My daughter knew me well. I had indeed led the soft life Michaela so resented. Even at home, with plenty of food at every meal, I had been quick to notice my hunger, to feel diminished by a s
mall portion or a meal delayed an hour. Jana, like her father, had a healthy respect for my appetite, aware that Mama, petite though she was, required regular meals and generous servings. With good reason: pregnant twice, nursing each child for at least a year and a half, there would have been no virtue in dieting. And always the gift to feed as well.
I patted my little pouch of stomach. “Yes,” I said, deciding partial truth was more convincing than total denial. “I’ll be very hungry. But I’ll be fine, with water to drink.” I nodded at the skin of fresh water, let Jana bring it to me, and took a few small swigs.
Jana, not wholly convinced by my words, but unable to sustain her end of the argument any longer, resumed her knife play. Val, never as robust as his sister, sat contentedly in my lap, suckling determinedly, draining both breasts as he had last night, with no solid food to slake his appetite.
Reynaldo must have thought of it, I realized, must have learned from his own experience, the terrible effects of starvation on the mind’s abilities. The use of crypta is a physical act, no different from walking or riding in its caloric demands. Just as the muscles require fuel to perform adequately, so does the brain. Without the essential energy food provides, my gift would become a passive talent, allowing me merely to receive others’ thoughts. And without a prism or the full spectrum of light, I had no way to do much more than listen.
I went over it all, drearily, around and around, like riding in the Aranyi courtyard, my mind unable to focus long on anything.
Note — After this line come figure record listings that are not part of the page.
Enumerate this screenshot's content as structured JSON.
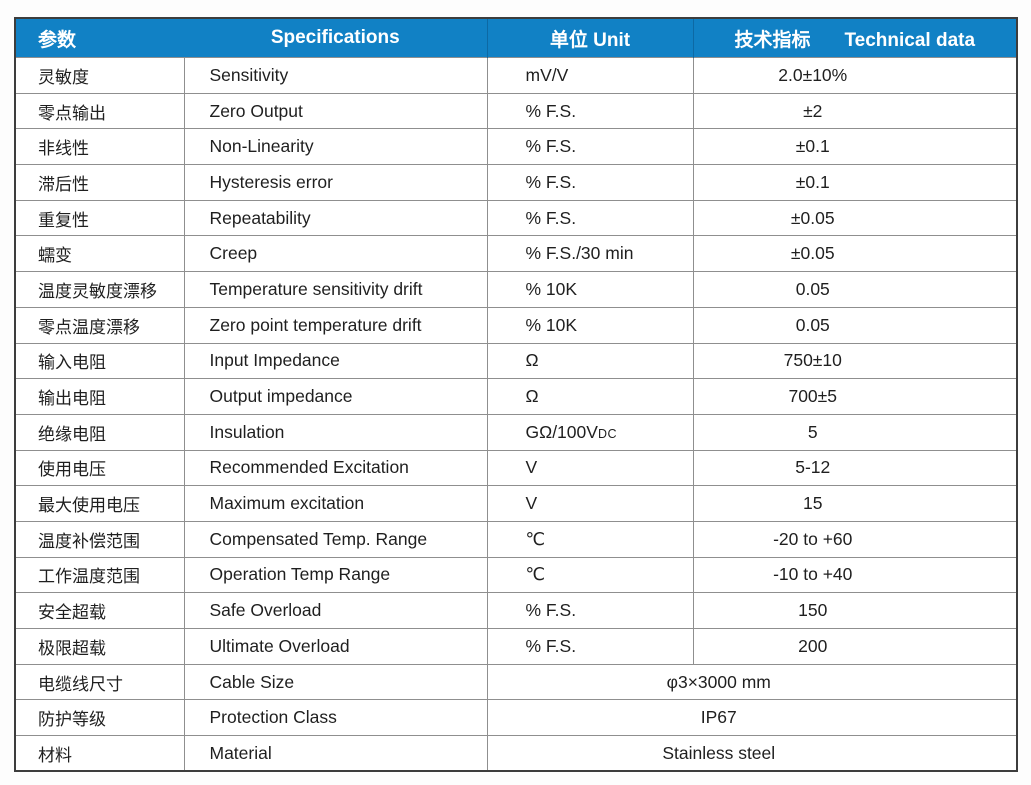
{
  "table": {
    "headers": {
      "param": "参数",
      "specifications": "Specifications",
      "unit": "单位 Unit",
      "tech_zh": "技术指标",
      "tech_en": "Technical data"
    },
    "rows": [
      {
        "zh": "灵敏度",
        "en": "Sensitivity",
        "unit": "mV/V",
        "value": "2.0±10%"
      },
      {
        "zh": "零点输出",
        "en": "Zero Output",
        "unit": "% F.S.",
        "value": "±2"
      },
      {
        "zh": "非线性",
        "en": "Non-Linearity",
        "unit": "% F.S.",
        "value": "±0.1"
      },
      {
        "zh": "滞后性",
        "en": "Hysteresis error",
        "unit": "% F.S.",
        "value": "±0.1"
      },
      {
        "zh": "重复性",
        "en": "Repeatability",
        "unit": "% F.S.",
        "value": "±0.05"
      },
      {
        "zh": "蠕变",
        "en": "Creep",
        "unit": "% F.S./30 min",
        "value": "±0.05"
      },
      {
        "zh": "温度灵敏度漂移",
        "en": "Temperature sensitivity drift",
        "unit": "% 10K",
        "value": "0.05"
      },
      {
        "zh": "零点温度漂移",
        "en": "Zero point temperature drift",
        "unit": "% 10K",
        "value": "0.05"
      },
      {
        "zh": "输入电阻",
        "en": "Input Impedance",
        "unit": "Ω",
        "value": "750±10"
      },
      {
        "zh": "输出电阻",
        "en": "Output impedance",
        "unit": "Ω",
        "value": "700±5"
      },
      {
        "zh": "绝缘电阻",
        "en": "Insulation",
        "unit": "GΩ/100V",
        "unit_sub": "DC",
        "value": "5"
      },
      {
        "zh": "使用电压",
        "en": "Recommended Excitation",
        "unit": "V",
        "value": "5-12"
      },
      {
        "zh": "最大使用电压",
        "en": "Maximum excitation",
        "unit": "V",
        "value": "15"
      },
      {
        "zh": "温度补偿范围",
        "en": "Compensated Temp. Range",
        "unit": "℃",
        "value": "-20 to +60"
      },
      {
        "zh": "工作温度范围",
        "en": "Operation Temp Range",
        "unit": "℃",
        "value": "-10 to +40"
      },
      {
        "zh": "安全超载",
        "en": "Safe Overload",
        "unit": "% F.S.",
        "value": "150"
      },
      {
        "zh": "极限超载",
        "en": "Ultimate Overload",
        "unit": "% F.S.",
        "value": "200"
      },
      {
        "zh": "电缆线尺寸",
        "en": "Cable Size",
        "merged": true,
        "value": "φ3×3000 mm"
      },
      {
        "zh": "防护等级",
        "en": "Protection Class",
        "merged": true,
        "value": "IP67"
      },
      {
        "zh": "材料",
        "en": "Material",
        "merged": true,
        "value": "Stainless steel"
      }
    ],
    "colors": {
      "header_bg": "#1181c5",
      "header_text": "#ffffff",
      "grid_line": "#8f8f8f",
      "outer_border": "#3d3d3d",
      "body_text": "#1f1f1f"
    }
  }
}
For a little while my body would live off my stored fat. My plump belly that Michaela had laughed at would sustain me at first, but soon my body would break down its own muscles and bones to keep me alive and to make the milk for Val. It was as if I could sense the goodness being sucked out of my body through my nipples into Val’s greedy little lips, could feel the calcium draining out of my bones, taking my teeth one by one, as Michaela’s had undoubtedly gone.
The first thing to go would be my crypta powers, in the body’s unreasoning, instinctive, rationing of scarce resources. No use powering wasteful mental activity if the rest of the body cannot function. I would be lucky if I could manage to prevent myself and the children from succumbing to disease.